I remembered that two years ago one of my classmates had been baptized very young. He had been sixteen, insisted that he was ready, that he had tasted enough of Outside—but then he returned to the ways of Rumspringa. He moved outside our community within six months. He had come around for a while to visit his family, wearing his English clothes of jeans and T-shirts, driving his car, and talking about the job he’d found Outside in a factory. He’d also found drugs—meth. His parents kept trying to talk him into coming back, where there would be no temptation. He could go through withdrawal at home, ask the church for forgiveness, go back to where he’d started.
But the Elders said that his visits couldn’t continue. They said that the only way to bring him back into the fold was to reject him. He could not have the best of both worlds. He had accepted the rules when he was baptized, and he should know better. They were confident that the disapproval of his family and community would cause him to come back, dry out, ask forgiveness and rejoin the church, and to live happily ever after. With us.
And so they shunned him. The Bann und Meidung. Under the Bann, he was not permitted on our property. We were not allowed to speak to him, not even if we saw him Outside. We were to turn away from him, cast our eyes and voices away. We were to do nothing to help him. We were to
release him to Outside like a wayward bird and let him find his way back.
It was heartbreaking for his family. I remember seeing him pounding on the door of his house, distraught, but no one would let him in. On the second floor, I could see his mother peering through the curtains, weeping. The only one who greeted him was the family dog.
He drove away and never came back. News came months later that he had died in a car accident. Alcohol was involved. His parents were not permitted to bury their son, and it was rumored that the government Outside had cremated his unclaimed remains. He’d turned against us, and his parents would never see him in heaven.
The Elders said that was God’s will. Gelassenheit.
And the Elders now said that no one was permitted in or out of the gate. I had defied those edicts twice. I had brought an Outsider in, and I’d ventured Outside myself. I could tell them what I had learned . . . that Outside suffered from a plague of vampires. But could they do anything with that knowledge that they weren’t already doing? They had placed our community in quarantine. That seemed to be working. According to Alex, it would continue to work unless someone invited evil in.
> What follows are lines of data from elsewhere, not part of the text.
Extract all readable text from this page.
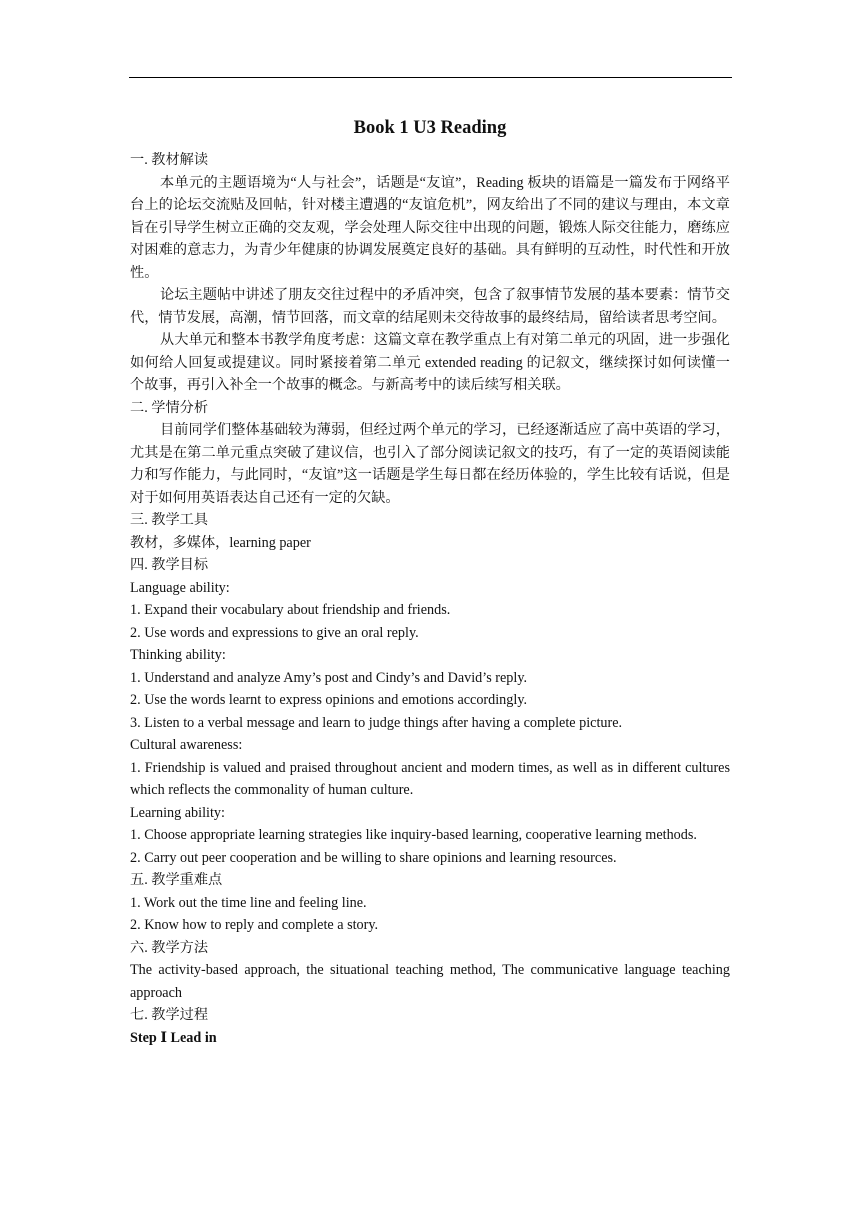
Book 1 U3 Reading

一. 教材解读

本单元的主题语境为“人与社会”，话题是“友谊”，Reading 板块的语篇是一篇发布于网络平台上的论坛交流贴及回帖，针对楼主遭遇的“友谊危机”，网友给出了不同的建议与理由，本文章旨在引导学生树立正确的交友观，学会处理人际交往中出现的问题，锻炼人际交往能力，磨练应对困难的意志力，为青少年健康的协调发展奠定良好的基础。具有鲜明的互动性，时代性和开放性。

论坛主题帖中讲述了朋友交往过程中的矛盾冲突，包含了叙事情节发展的基本要素：情节交代，情节发展，高潮，情节回落，而文章的结尾则未交待故事的最终结局，留给读者思考空间。

从大单元和整本书教学角度考虑：这篇文章在教学重点上有对第二单元的巩固，进一步强化如何给人回复或提建议。同时紧接着第二单元 extended reading 的记叙文，继续探讨如何读懂一个故事，再引入补全一个故事的概念。与新高考中的读后续写相关联。

二. 学情分析

目前同学们整体基础较为薄弱，但经过两个单元的学习，已经逐渐适应了高中英语的学习，尤其是在第二单元重点突破了建议信，也引入了部分阅读记叙文的技巧，有了一定的英语阅读能力和写作能力，与此同时，“友谊”这一话题是学生每日都在经历体验的，学生比较有话说，但是对于如何用英语表达自己还有一定的欠缺。

三. 教学工具

教材，多媒体，learning paper

四. 教学目标

Language ability:

1. Expand their vocabulary about friendship and friends.

2. Use words and expressions to give an oral reply.

Thinking ability:

1. Understand and analyze Amy’s post and Cindy’s and David’s reply.

2. Use the words learnt to express opinions and emotions accordingly.

3. Listen to a verbal message and learn to judge things after having a complete picture.

Cultural awareness:

1. Friendship is valued and praised throughout ancient and modern times, as well as in different cultures which reflects the commonality of human culture.

Learning ability:

1. Choose appropriate learning strategies like inquiry-based learning, cooperative learning methods.

2. Carry out peer cooperation and be willing to share opinions and learning resources.

五. 教学重难点

1. Work out the time line and feeling line.

2. Know how to reply and complete a story.

六. 教学方法

The activity-based approach, the situational teaching method, The communicative language teaching approach

七. 教学过程

Step Ⅰ Lead in
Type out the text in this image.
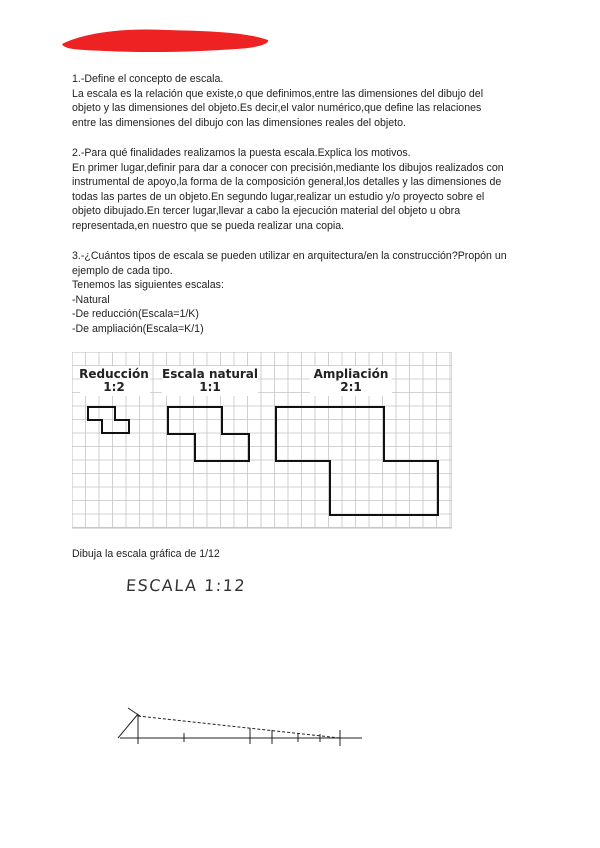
1.-Define el concepto de escala.
La escala es la relación que existe,o que definimos,entre las dimensiones del dibujo del
objeto y las dimensiones del objeto.Es decir,el valor numérico,que define las relaciones
entre las dimensiones del dibujo con las dimensiones reales del objeto.
2.-Para qué finalidades realizamos la puesta escala.Explica los motivos.
En primer lugar,definir para dar a conocer con precisión,mediante los dibujos realizados con
instrumental de apoyo,la forma de la composición general,los detalles y las dimensiones de
todas las partes de un objeto.En segundo lugar,realizar un estudio y/o proyecto sobre el
objeto dibujado.En tercer lugar,llevar a cabo la ejecución material del objeto u obra
representada,en nuestro que se pueda realizar una copia.
3.-¿Cuántos tipos de escala se pueden utilizar en arquitectura/en la construcción?Propón un
ejemplo de cada tipo.
Tenemos las siguientes escalas:
-Natural
-De reducción(Escala=1/K)
-De ampliación(Escala=K/1)
Reducción
1:2
Escala natural
1:1
Ampliación
2:1
Dibuja la escala gráfica de 1/12
ESCALA 1:12
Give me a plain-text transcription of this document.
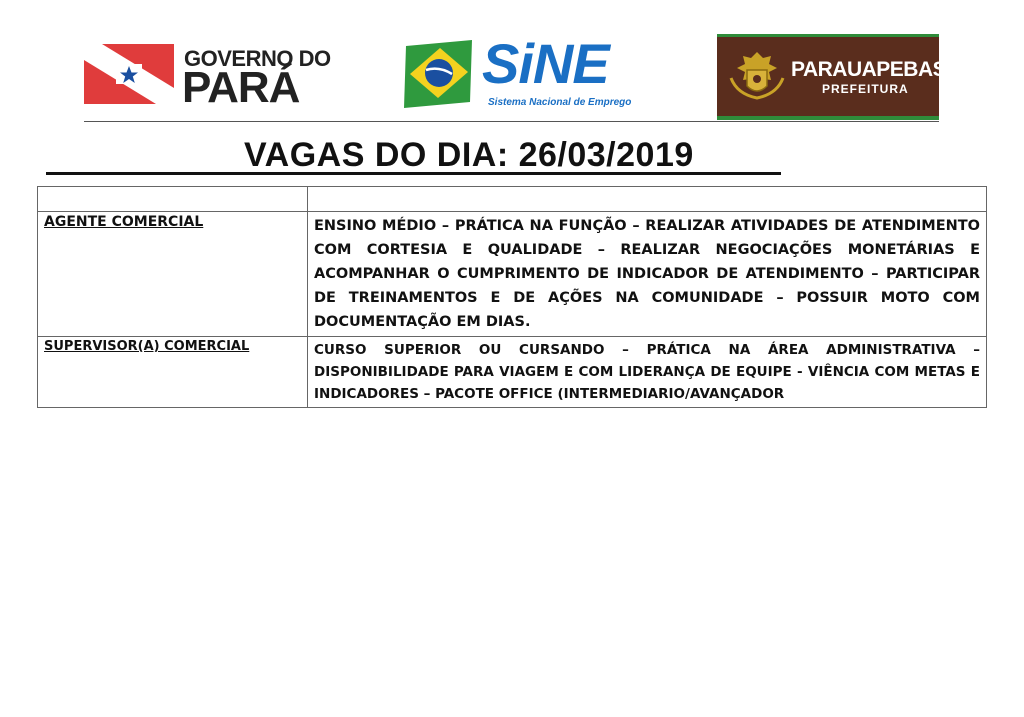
GOVERNO DO
PARÁ	SiNE
Sistema Nacional de Emprego
PARAUAPEBAS
PREFEITURA
VAGAS DO DIA: 26/03/2019

AGENTE COMERCIAL	ENSINO MÉDIO – PRÁTICA NA FUNÇÃO – REALIZAR ATIVIDADES DE ATENDIMENTO COM CORTESIA E QUALIDADE – REALIZAR NEGOCIAÇÕES MONETÁRIAS E ACOMPANHAR O CUMPRIMENTO DE INDICADOR DE ATENDIMENTO – PARTICIPAR DE TREINAMENTOS E DE AÇÕES NA COMUNIDADE – POSSUIR MOTO COM DOCUMENTAÇÃO EM DIAS.
SUPERVISOR(A) COMERCIAL	CURSO SUPERIOR OU CURSANDO – PRÁTICA NA ÁREA ADMINISTRATIVA – DISPONIBILIDADE PARA VIAGEM E COM LIDERANÇA DE EQUIPE - VIÊNCIA COM METAS E INDICADORES – PACOTE OFFICE (INTERMEDIARIO/AVANÇADOR
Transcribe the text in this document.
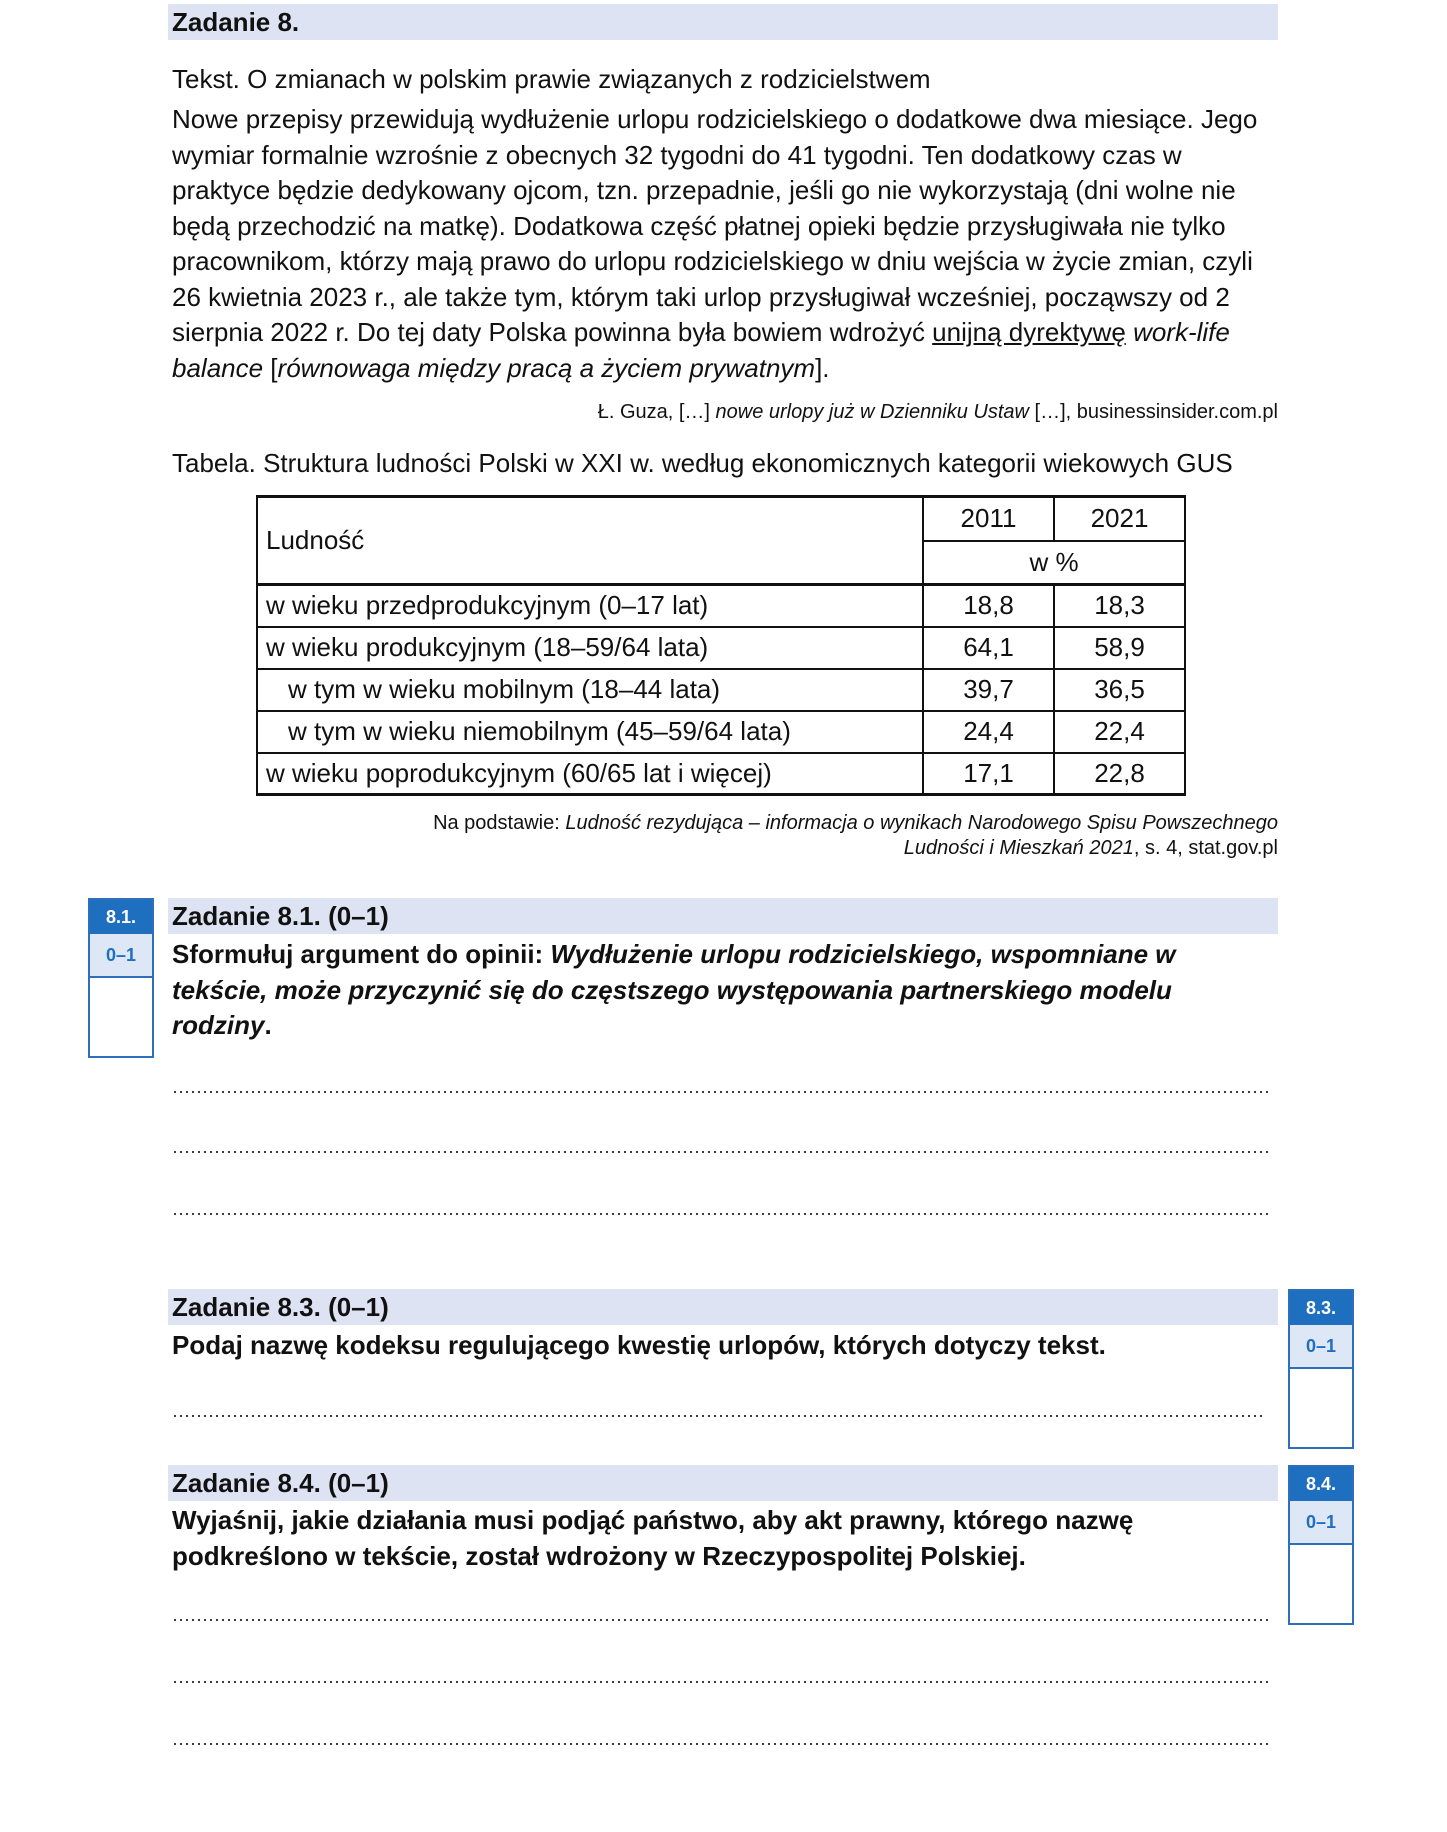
Zadanie 8.
Tekst. O zmianach w polskim prawie związanych z rodzicielstwem

Nowe przepisy przewidują wydłużenie urlopu rodzicielskiego o dodatkowe dwa miesiące. Jego wymiar formalnie wzrośnie z obecnych 32 tygodni do 41 tygodni. Ten dodatkowy czas w praktyce będzie dedykowany ojcom, tzn. przepadnie, jeśli go nie wykorzystają (dni wolne nie będą przechodzić na matkę). Dodatkowa część płatnej opieki będzie przysługiwała nie tylko pracownikom, którzy mają prawo do urlopu rodzicielskiego w dniu wejścia w życie zmian, czyli 26 kwietnia 2023 r., ale także tym, którym taki urlop przysługiwał wcześniej, począwszy od 2 sierpnia 2022 r. Do tej daty Polska powinna była bowiem wdrożyć unijną dyrektywę work-life balance [równowaga między pracą a życiem prywatnym].

Ł. Guza, […] nowe urlopy już w Dzienniku Ustaw […], businessinsider.com.pl
Tabela. Struktura ludności Polski w XXI w. według ekonomicznych kategorii wiekowych GUS
Ludność	2011	2021
	w %	
w wieku przedprodukcyjnym (0–17 lat)	18,8	18,3
w wieku produkcyjnym (18–59/64 lata)	64,1	58,9
w tym w wieku mobilnym (18–44 lata)	39,7	36,5
w tym w wieku niemobilnym (45–59/64 lata)	24,4	22,4
w wieku poprodukcyjnym (60/65 lat i więcej)	17,1	22,8
Na podstawie: Ludność rezydująca – informacja o wynikach Narodowego Spisu Powszechnego
Ludności i Mieszkań 2021, s. 4, stat.gov.pl
8.1.
0–1
Zadanie 8.1. (0–1)
Sformułuj argument do opinii: Wydłużenie urlopu rodzicielskiego, wspomniane w tekście, może przyczynić się do częstszego występowania partnerskiego modelu rodziny.
Zadanie 8.3. (0–1)	8.3.
0–1
Podaj nazwę kodeksu regulującego kwestię urlopów, których dotyczy tekst.
Zadanie 8.4. (0–1)	8.4.
0–1
Wyjaśnij, jakie działania musi podjąć państwo, aby akt prawny, którego nazwę podkreślono w tekście, został wdrożony w Rzeczypospolitej Polskiej.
I squeezed my eyes shut. If I told the Elders, I did not know what would happen. I expected that they would throw Alex out to the monsters. For myself . . . I had never seen someone placed under the Bann until after they were baptized. But that didn’t mean they wouldn’t. If they could shun someone for accepting and then renouncing the Ordnung, for the crime of being an addict, they would not hesitate doing the same to me for bringing risk to the community.
And, given what I’d seen and heard today, the Bann would mean certain death.
I sank up to my chin in the now-tepid water. I had failed to follow the Elders’ wisdom. Though they didn’t have all the information, they had chosen the correct course of action through faith.
I had no choice. I didn’t want to die. I didn’t want Alex to die. I would have to keep silent.
But perhaps I could make amends to God, and he could forgive me. Perhaps he would not bring disaster to our doorstep.